Crítica: «No todo lo que brilla es Lezama. Sobre País imaginario (escrituras y transtextos, 1980-1992) de VV. AA.» [Braulio Paz]

Imagen: John Baldessari, Bond (1988)

Hace unos años, cuando salió el primer volumen de este País imaginario (que comprendía escrituras de nacidos entre el 60 y el 79), se generó una controversia, casi inmediata, que llevó a algunos a desestimarlo como un «intento de revival del neobarroco»; llegó a apodársele «Medosario» en referencia al apellido de Maurizio Medo, principal editor del proyecto —por cierto que habría que poner en entredicho la implícita afirmación que se intenta en ese apodo de que el Medusario es un muestrario de lo neobarroco—. Si bien parte de la estética neobarroca nace como una respuesta a cierto conversacionalismo (esto es, el legitimado) con el objeto de volver al espíritu de experimentación vanguardista —nunca constituyéndose como un movimiento, por cierto; pareciera tratarse más de un momento en el devenir de la expresión poética latinoamericana—, múltiples propuestas surgidas del seno del conversacionalismo fueron también asociadas con lo experimental y desplazadas hacia el margen (Arteca et al. 18-19). En ese panorama que algunos insistían campo de batalla entre paradigmas bien definidos y contrapuestos la creación se daba, se daba el diálogo. La intención del País imaginario, en tal contexto, parecía estar lejos de ser un intento de revival del neobarroco y lo que intentaba era dar un lugar (un país) a la multiplicidad de propuestas que habitan y surgen de ese diálogo: una defensa del derecho a la creación. La inclusión de escrituras como las de Dobry o Gambarotta junto a la de producciones radicalmente distintas como las de Enrique Bacci o Vanna Andreini parece apoyar este sentimiento y no concordar con la insistencia en la división.
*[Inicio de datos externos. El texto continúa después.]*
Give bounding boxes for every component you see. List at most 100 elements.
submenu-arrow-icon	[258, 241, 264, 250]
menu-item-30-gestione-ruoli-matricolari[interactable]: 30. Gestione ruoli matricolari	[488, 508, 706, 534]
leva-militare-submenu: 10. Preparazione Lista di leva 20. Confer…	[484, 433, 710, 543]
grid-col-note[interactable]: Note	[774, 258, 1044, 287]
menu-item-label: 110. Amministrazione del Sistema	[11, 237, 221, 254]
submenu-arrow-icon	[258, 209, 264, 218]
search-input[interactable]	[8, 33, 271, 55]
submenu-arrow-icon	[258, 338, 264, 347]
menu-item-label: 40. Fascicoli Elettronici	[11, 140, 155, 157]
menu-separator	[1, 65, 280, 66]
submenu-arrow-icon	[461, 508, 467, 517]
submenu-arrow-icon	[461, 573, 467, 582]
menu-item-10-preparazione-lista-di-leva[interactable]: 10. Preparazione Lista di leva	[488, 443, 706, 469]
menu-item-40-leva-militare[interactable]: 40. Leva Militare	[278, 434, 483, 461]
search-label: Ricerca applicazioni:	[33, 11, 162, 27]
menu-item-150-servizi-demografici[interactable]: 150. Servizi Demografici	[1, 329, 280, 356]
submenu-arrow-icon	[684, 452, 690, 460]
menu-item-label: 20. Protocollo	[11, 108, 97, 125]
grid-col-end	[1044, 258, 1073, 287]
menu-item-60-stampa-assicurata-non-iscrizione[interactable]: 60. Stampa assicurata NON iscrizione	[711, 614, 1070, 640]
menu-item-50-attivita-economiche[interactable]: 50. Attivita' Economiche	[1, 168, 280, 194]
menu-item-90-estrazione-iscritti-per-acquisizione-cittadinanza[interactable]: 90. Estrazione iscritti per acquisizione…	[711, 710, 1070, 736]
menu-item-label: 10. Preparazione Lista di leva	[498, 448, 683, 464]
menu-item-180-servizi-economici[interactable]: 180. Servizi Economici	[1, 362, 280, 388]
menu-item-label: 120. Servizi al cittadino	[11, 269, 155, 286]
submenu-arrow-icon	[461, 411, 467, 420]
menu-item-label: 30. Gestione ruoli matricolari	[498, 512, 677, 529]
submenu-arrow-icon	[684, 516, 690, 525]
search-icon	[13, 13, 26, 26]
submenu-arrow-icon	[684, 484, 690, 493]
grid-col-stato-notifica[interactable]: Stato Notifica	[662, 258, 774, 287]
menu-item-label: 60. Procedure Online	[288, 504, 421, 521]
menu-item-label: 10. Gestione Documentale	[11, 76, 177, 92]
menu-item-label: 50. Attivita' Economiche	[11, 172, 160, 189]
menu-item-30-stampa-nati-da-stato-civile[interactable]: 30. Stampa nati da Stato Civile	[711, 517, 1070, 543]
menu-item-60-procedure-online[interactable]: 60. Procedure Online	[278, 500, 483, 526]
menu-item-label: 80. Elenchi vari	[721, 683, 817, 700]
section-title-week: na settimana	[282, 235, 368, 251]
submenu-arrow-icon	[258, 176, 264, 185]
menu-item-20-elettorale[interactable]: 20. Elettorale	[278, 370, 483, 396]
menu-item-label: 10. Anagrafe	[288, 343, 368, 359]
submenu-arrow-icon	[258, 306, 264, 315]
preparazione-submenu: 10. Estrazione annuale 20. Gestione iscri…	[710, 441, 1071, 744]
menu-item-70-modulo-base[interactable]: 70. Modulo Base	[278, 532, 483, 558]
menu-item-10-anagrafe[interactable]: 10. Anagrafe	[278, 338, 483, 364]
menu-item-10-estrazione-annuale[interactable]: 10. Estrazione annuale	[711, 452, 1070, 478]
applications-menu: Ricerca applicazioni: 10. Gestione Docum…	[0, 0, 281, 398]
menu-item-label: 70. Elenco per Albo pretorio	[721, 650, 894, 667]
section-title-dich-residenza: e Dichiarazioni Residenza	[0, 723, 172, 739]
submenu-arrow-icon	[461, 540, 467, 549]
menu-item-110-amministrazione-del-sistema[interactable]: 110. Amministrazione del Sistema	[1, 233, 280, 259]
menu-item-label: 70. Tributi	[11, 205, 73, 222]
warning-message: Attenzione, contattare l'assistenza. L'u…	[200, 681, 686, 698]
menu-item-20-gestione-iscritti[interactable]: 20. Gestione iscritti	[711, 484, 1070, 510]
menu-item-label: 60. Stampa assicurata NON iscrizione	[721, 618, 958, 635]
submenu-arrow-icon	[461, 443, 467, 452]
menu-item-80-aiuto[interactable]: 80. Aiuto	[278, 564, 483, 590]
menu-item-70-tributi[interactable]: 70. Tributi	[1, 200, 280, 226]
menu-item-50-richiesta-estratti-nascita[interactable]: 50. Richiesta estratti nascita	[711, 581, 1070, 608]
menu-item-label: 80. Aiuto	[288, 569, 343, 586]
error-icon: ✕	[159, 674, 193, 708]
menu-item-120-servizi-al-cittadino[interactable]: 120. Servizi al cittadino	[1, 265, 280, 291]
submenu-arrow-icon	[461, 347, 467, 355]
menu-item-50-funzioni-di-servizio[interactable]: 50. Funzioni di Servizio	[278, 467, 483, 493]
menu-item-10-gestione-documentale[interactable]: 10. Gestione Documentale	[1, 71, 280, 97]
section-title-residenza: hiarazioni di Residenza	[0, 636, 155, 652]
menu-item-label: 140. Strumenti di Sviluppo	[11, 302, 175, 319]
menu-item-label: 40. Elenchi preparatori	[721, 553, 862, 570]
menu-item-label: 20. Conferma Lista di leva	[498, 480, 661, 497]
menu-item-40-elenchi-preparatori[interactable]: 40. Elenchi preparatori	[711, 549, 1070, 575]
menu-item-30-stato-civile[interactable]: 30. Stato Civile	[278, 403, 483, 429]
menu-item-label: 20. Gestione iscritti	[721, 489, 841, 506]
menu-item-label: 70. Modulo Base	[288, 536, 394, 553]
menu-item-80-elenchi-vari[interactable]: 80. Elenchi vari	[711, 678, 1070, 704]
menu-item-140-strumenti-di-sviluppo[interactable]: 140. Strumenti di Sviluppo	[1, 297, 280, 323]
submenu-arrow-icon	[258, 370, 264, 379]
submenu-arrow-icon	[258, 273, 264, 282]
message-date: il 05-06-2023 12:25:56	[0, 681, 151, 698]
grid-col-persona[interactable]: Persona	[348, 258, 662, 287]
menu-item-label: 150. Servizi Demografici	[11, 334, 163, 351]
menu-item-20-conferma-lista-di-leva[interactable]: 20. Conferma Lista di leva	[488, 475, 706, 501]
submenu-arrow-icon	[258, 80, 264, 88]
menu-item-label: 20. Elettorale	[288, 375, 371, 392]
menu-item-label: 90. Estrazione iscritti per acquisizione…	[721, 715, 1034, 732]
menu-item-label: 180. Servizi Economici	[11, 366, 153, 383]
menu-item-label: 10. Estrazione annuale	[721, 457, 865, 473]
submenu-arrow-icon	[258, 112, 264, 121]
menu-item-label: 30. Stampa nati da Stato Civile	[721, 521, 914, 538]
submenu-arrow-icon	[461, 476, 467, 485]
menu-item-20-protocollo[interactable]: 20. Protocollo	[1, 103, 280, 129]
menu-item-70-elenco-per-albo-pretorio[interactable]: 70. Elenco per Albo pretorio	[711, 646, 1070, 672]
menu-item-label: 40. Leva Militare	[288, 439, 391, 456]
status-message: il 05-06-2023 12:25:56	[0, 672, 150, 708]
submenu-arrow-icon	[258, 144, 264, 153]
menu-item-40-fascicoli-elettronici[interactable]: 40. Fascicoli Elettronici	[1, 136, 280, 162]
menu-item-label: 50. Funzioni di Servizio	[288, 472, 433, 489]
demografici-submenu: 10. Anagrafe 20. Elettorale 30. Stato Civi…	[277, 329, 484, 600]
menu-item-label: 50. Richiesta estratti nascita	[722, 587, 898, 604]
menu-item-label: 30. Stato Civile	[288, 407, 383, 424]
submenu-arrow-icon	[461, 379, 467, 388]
Ahora, Medo y Arteca, junto a Reynaldo Jiménez (en la entrega anterior la triada la completaba Benito del Pliego), nos presentan un segundo volumen (con escrituras de nacidos hasta el 92) en que plantean mostrar el devenir de la escritura en un nuevo momento de su decir. La cuestión (o cuestiones) que podría(n) configurar tal momento son trabajadas a extensión en el prólogo. Una vez más, de lo que se trata es de la defensa a la creación en un contexto en que hay quienes abogan por un retorno a tierra firme. Pienso en Yeats cuando declara en su prólogo al Oxford Book of Modern Verse que «la forma tiene que ser completa, semejante a una esfera, única». La afirmación parece haber sido una reacción a la poética del «revoltijo de fragmentos exquisitos o grotescos, de transición desconectada y exabruptos carentes de explicación» (Perloff 181). Aquí, parece gracioso que la crítica más conservadora al collage (al fragmento) está construida con base en una crítica de izquierda que desconfiaba de la heterogeneidad semántica de este tipo de poéticas, la pérdida del aura de Benjamin:

«La técnica de reproducción, se puede formular en general, separa a lo reproducido del ámbito de la tradición. Al multiplicar sus reproducciones, pone, en lugar de su aparición única, su aparición masiva. Y al permitir que la reproducción se aproxime al receptor en su situación singular actualiza lo reproducido». (44-45)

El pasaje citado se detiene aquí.